Measuring Parallel Performance
Given the list of parameters above, I should state them, I am using a CRC-32/MPEG-2, that means:
- Polynomial is \(x^{32}+x^{26}+x^{23}+x^{22}+x^{16}+x^{12}+x^{11}+x^{10}+x^8+x^7+x^5+x^4+x^2+x^1+1\), or poly = "100000100110000010001110110110111"
- no reflections in or out,
- no final XOR,
- calculation is initialised to ones.
As time has passed since the last results, the tools have been upgraded, so the Vivado version used for testing now has changed.
Part | xc7z007sclg225-2 |
---|---|
Vivado Version | 2023.2 |
Original | Alternative | |||
---|---|---|---|---|
Bus Width | Minimum clock period (ns) | Maximum clock frequency (MHz) | Minimum clock period (ns) | Maximum clock frequency (MHz) |
1 | 0.915 | 1092.9 | 1.314 | 761.0 |
2 | 1.037 | 964.3 | 1.372 | 728.9 |
4 | 1.316 | 759.9 | 1.554 | 643.5 |
8 | 1.546 | 646.8 | 2.393 | 417.9 |
16 | 1.943 | 514.7 | 2.186 | 457.5 |
32 | 2.306 | 433.7 | 2.845 | 351.5 |
The results for the original CRC on the higher bus widths continue to agree, butdoubt is cast over the original figures for the lower bus widths, which now allow for higher clock speeds. This may be down to a different usage of constraints since the Out of Context synthesis method has been amended.
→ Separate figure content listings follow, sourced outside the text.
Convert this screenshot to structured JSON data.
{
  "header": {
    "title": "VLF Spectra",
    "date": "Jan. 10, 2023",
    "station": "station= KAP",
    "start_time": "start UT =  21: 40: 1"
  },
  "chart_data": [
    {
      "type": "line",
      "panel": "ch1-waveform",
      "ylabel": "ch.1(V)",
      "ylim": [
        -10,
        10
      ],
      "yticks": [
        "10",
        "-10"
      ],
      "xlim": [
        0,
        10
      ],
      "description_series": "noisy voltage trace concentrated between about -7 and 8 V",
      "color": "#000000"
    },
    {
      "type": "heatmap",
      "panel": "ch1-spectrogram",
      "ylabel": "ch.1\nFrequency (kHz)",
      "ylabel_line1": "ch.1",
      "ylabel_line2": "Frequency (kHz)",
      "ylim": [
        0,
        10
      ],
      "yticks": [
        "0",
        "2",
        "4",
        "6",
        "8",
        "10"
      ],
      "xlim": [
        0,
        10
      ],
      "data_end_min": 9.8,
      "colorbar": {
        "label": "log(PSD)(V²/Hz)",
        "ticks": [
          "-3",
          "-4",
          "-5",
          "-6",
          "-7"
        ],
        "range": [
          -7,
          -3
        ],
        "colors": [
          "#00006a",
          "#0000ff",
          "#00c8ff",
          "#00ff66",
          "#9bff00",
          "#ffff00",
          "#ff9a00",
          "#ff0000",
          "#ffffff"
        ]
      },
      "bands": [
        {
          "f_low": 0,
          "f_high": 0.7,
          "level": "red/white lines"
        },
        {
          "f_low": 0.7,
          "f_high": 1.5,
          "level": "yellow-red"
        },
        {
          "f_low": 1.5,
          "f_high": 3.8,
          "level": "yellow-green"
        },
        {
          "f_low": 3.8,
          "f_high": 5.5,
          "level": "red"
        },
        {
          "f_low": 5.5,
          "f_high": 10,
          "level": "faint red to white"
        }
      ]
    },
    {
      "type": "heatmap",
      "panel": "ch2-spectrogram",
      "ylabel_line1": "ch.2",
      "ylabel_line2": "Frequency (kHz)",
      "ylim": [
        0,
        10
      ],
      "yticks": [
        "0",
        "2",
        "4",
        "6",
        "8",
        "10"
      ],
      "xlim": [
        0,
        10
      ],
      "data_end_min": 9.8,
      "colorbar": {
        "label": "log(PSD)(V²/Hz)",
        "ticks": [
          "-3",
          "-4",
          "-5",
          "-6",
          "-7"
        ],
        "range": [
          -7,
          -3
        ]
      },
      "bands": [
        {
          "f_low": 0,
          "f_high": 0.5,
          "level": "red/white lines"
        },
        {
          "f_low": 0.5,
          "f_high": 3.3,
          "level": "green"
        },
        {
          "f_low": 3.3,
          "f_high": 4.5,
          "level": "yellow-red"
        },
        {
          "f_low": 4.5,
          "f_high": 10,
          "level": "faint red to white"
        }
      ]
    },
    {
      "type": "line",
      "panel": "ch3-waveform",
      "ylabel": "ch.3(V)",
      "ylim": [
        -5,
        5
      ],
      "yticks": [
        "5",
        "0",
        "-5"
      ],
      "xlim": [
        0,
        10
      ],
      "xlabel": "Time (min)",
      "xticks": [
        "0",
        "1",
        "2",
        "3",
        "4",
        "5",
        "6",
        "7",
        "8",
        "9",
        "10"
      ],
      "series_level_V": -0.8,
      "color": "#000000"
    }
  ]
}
The alternative CRC implementation uses one less register at the expense of a reduction in maximum clock speed. The clock speed is so high already and the available gates so plentiful that the difference in performance is irrelevant. More important is getting the desired answer.
Conclusions
In FPGAs, where logic is packed into LUTs, the parallel implementation is limited in clock speed by the delay across only one or two LUTs. It is entirely practical to calculate the CRC32 of a message with 32-bit wide data. It is possible to increase the data width beyond 32-bits too. The logic required for the parallel calculation is derived for you from the polynomial generic with no specialist implementation, making this implementation especially convenient and re-usable.